Unionized nurses at Kapi‘olani Medical Center for Women &Children will begin a weeklong strike this morning after failed contract negotiations with hospital management, who reassured the community that hospital operations will go uninterrupted.
The Hawaii Nurses’ Association, which represents approximately 600 nurses at Kapi‘olani, will lead the strike, which is set to last from 7 a.m. today through 6:59 a.m. Jan. 28. Nurses will be present on the strike line from 7 a.m. to 8:30 p.m. today and 6 a.m. to 8:30 p.m. Monday through Saturday.
“We just want people to come out and help support us,” Paulette Vasu, HNA treasurer and a labor and delivery nurse at Kapi‘olani, said in an interview with the Honolulu Star-Advertiser. “The more people that come and support us, the better it’s going to be, and it’ll show management how loved we are, at least by the community.
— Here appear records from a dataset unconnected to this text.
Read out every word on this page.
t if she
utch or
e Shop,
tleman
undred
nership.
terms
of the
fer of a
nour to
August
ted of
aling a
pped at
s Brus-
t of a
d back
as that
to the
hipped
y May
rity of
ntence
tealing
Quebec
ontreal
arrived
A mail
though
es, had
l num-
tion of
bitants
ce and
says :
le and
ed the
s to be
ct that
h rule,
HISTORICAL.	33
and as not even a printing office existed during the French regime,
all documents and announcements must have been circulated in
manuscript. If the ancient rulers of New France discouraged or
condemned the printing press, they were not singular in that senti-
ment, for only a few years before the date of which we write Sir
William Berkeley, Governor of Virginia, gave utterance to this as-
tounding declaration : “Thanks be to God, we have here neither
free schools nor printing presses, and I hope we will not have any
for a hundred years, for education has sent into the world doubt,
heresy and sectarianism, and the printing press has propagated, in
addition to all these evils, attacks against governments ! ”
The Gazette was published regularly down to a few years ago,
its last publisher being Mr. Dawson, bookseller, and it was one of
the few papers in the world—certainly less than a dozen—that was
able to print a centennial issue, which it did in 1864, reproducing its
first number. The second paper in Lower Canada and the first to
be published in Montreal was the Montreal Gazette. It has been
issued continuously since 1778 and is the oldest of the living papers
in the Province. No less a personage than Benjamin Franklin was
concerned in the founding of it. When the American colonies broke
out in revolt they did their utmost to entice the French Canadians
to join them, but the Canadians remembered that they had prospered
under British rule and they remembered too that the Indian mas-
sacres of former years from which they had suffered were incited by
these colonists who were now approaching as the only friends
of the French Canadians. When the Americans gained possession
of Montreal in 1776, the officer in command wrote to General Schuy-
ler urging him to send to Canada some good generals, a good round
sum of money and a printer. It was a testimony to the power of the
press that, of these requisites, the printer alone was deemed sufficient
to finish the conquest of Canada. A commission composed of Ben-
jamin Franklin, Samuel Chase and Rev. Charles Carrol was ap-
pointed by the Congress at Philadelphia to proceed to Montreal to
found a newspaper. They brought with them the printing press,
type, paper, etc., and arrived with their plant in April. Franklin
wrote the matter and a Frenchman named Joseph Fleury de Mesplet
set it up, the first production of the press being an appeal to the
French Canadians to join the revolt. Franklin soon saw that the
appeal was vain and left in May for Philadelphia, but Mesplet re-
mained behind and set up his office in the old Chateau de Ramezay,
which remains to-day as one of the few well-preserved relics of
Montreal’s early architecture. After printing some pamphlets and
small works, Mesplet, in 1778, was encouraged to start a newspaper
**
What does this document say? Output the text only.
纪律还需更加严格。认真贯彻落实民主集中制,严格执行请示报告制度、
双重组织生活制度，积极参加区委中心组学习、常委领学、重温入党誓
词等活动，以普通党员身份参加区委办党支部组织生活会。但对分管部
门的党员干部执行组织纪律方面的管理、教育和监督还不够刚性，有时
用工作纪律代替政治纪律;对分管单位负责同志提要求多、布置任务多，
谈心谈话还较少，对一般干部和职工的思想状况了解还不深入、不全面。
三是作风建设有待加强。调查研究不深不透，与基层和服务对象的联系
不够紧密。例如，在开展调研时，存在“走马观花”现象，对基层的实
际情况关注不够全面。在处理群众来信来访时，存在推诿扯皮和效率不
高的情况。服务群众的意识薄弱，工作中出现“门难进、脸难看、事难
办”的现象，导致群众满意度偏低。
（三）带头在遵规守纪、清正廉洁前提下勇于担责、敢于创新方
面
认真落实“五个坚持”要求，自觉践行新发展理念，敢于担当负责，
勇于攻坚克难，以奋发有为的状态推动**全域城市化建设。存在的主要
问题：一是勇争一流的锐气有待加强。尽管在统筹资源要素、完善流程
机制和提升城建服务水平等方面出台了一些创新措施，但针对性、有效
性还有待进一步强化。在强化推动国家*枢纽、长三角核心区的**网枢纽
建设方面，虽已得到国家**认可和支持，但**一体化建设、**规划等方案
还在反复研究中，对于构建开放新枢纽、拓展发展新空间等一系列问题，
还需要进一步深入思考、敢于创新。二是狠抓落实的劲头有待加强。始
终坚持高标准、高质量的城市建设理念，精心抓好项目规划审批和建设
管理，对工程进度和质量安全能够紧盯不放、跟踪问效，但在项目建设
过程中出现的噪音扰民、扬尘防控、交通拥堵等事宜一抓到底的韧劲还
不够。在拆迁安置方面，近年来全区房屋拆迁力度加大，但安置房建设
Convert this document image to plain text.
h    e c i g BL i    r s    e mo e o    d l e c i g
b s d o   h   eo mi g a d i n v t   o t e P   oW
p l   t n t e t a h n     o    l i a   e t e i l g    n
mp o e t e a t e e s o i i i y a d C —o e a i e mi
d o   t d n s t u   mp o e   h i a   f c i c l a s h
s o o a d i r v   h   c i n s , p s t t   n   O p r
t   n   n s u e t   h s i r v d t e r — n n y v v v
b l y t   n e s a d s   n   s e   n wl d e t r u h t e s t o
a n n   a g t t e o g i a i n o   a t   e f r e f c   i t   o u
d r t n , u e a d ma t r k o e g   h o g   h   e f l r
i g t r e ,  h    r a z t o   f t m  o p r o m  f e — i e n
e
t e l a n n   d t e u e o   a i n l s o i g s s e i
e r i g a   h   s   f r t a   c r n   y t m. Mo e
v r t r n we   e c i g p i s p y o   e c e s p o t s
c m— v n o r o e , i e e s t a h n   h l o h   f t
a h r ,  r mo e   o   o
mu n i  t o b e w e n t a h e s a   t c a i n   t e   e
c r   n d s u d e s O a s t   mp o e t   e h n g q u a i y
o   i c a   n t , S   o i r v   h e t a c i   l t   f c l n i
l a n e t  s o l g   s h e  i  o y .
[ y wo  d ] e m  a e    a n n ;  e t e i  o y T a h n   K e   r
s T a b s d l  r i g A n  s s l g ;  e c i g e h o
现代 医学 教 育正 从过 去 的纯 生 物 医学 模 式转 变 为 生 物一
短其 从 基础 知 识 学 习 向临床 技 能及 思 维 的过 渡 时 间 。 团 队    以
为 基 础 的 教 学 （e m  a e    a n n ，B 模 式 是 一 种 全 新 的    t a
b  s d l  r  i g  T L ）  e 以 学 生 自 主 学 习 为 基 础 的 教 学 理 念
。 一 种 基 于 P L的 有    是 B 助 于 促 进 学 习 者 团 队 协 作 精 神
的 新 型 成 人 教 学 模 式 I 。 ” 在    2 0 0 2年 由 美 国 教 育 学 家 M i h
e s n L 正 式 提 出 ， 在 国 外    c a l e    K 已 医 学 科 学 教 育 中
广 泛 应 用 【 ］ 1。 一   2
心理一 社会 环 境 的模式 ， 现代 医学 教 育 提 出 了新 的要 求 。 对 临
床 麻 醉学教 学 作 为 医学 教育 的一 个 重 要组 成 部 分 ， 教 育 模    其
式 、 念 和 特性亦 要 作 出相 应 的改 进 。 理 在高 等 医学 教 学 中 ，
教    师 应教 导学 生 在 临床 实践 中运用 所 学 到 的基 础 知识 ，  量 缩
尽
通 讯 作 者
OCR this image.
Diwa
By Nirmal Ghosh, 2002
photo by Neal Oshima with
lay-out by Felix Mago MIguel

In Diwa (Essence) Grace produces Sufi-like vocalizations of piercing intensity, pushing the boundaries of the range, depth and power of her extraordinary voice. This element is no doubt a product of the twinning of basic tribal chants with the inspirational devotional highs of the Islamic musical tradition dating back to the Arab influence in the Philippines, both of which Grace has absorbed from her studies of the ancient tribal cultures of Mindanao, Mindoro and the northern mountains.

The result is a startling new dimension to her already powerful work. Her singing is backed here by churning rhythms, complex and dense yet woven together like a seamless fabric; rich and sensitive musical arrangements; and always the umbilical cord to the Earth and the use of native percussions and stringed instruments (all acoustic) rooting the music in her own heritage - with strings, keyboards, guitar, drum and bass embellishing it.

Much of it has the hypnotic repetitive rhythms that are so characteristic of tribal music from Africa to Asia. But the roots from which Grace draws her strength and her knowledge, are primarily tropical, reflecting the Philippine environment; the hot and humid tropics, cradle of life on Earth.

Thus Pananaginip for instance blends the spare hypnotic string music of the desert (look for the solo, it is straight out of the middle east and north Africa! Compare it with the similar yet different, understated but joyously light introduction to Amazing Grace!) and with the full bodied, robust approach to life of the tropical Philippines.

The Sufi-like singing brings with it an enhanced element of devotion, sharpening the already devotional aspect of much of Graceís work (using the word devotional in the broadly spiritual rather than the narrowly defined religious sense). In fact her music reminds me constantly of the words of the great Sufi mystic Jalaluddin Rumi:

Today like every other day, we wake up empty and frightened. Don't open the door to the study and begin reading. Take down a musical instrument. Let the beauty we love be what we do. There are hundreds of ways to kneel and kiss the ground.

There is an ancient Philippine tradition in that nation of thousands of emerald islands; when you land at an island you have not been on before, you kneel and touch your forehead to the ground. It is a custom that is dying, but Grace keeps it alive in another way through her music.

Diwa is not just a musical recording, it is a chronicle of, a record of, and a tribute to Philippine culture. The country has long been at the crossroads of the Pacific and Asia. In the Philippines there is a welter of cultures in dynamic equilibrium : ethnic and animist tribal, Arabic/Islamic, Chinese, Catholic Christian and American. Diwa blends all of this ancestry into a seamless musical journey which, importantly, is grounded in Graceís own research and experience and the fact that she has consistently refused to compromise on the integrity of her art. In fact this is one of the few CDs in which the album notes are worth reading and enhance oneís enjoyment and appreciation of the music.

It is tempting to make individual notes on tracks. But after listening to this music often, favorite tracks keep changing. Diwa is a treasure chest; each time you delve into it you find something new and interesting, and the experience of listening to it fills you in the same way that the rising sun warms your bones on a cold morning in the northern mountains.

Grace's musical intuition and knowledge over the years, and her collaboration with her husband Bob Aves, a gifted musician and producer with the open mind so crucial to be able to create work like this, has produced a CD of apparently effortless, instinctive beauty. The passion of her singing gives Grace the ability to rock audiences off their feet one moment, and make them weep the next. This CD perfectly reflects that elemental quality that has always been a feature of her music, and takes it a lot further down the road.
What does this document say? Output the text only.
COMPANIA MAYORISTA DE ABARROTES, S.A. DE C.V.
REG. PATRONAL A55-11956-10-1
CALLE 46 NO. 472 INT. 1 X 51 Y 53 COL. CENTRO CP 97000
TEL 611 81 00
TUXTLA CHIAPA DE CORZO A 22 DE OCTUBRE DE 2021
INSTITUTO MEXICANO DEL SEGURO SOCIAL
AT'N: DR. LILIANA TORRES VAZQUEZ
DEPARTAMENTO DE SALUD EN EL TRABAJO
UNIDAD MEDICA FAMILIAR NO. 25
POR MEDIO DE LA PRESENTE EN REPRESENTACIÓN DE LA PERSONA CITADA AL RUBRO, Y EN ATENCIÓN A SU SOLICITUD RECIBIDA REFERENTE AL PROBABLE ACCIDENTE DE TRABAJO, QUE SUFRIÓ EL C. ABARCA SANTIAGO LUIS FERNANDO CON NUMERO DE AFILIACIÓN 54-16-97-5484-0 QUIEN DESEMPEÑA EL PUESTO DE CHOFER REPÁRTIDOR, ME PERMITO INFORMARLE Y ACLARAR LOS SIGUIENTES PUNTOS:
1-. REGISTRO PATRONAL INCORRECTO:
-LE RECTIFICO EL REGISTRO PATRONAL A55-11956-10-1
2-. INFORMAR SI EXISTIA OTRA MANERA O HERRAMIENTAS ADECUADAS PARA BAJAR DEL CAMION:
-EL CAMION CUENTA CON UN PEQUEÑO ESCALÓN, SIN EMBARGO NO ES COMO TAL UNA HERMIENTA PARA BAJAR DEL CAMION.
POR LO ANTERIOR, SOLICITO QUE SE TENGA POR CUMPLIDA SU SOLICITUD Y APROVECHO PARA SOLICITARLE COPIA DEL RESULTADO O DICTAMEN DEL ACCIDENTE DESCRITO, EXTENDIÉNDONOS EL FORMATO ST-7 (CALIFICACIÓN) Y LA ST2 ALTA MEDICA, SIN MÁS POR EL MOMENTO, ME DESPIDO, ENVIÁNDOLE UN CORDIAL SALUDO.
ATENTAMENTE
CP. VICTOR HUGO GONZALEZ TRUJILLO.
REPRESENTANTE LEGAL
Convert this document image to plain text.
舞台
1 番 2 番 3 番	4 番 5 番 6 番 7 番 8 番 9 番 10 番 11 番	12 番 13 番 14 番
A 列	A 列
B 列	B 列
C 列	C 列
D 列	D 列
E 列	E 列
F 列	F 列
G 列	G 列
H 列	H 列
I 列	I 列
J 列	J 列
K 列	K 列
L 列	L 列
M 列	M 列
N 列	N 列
And hopefully, they’ll get the message that we are irreplaceable.”
The strike comes after months of failed contract negotiations since mid- September, primarily over the union’s demand for staffing ratios that set a maximum number of patients a nurse can care for during a work shift.
Since the beginning of the COVID-19 pandemic, nurses say they have been overwhelmed with the number of patients they care for, resulting in burnout and nurses moving to work elsewhere or retiring. Hospital management has said that fixed staffing ratios negatively impact the facility’s flexibility and capacity to care for patients.
An overwhelming majority of unionized nurses at Kapi‘olani voted to authorize a strike Jan. 5, and the union notified hospital management of the strike Jan. 10 after the two sides failed to reach an agreement on contract negotiations. The nurses have worked without a contract since Dec. 1.
During the most recent negotiation meetings on Jan. 10 and 11, Kapi‘olani presented what it said was its “last, best and final offer,” which included across-the-board raises and longevity pay but, according to HNA, did not address the staffing ratio concern. Hospital management responded that it offered staffing guidelines that strongly aligned with most of HNA’s proposals.
“We have offered staffing guidelines, which are different from the hard ratios that the union has proposed, and the difference is flexibility,” Gidget Ruscetta, Kapi‘olani’s chief operating officer, said in an interview with the Honolulu Star-Advertiser. “We strongly believe that we need the guidelines in place to allow us the flexibility to bring additional nurses in to provide the care that we need for our patients.”
Further negotiations are scheduled for Jan. 31 and Feb. 1. Ruscetta said that hospital management proposed these dates over a week ago, and that the union didn’t respond and agree to the dates until Friday.
“At this date, we are focused on providing patient care and providing uninterrupted quality care during the strike,” Ruscetta said. “We are hopeful that when we go back to the table on the 31st and Feb. 1, we will work towards an agreement so that we can continue to provide services as we always have.”
“We just want the management to bargain with us. They’re not bargaining in good faith. It’s their way or the highway, and that’s not bargaining,” Vasu said. “Hopefully, they’ll come back in a more agreeable mood and we can actually get a contract.”
The hospital will remain fully open to provide patient care throughout the strike, and has secured a temporary workforce of several hundred “experienced nurses licensed in Hawaii who specialize in women’s and children’s care” to ensure that operations of the facility go uninterrupted during the strike.
“These are nurses that come from across the mainland, and they have experience and have worked at some of our top children’s hospitals across the nation,” Ruscetta said. “I am completely confident in their skill sets, their abilities, and know that we will provide excellent care for this community and it’ll be uninterrupted.”
As the strike begins this week, Ruscetta said that Kapi‘olani’s focus remains on patient care.
“The nursing union made a decision to strike. Our focus is patient care. It always has been and it always will be,” Ruscetta said. “We are the resource and the only full-service women’s and children’s hospital for Hawaii and the Pacific basin. We must be here for our community. That is a commitment we made, and we will not lose sight of that. We will provide that care throughout this nursing strike and beyond.”
But for HNA, the strike is the association’s “last resort.”
“The nurses didn’t want to strike. This is not what we want to do,” Vasu said. “We felt this was it. They’re not listening to us, and hopefully this will wake them up.”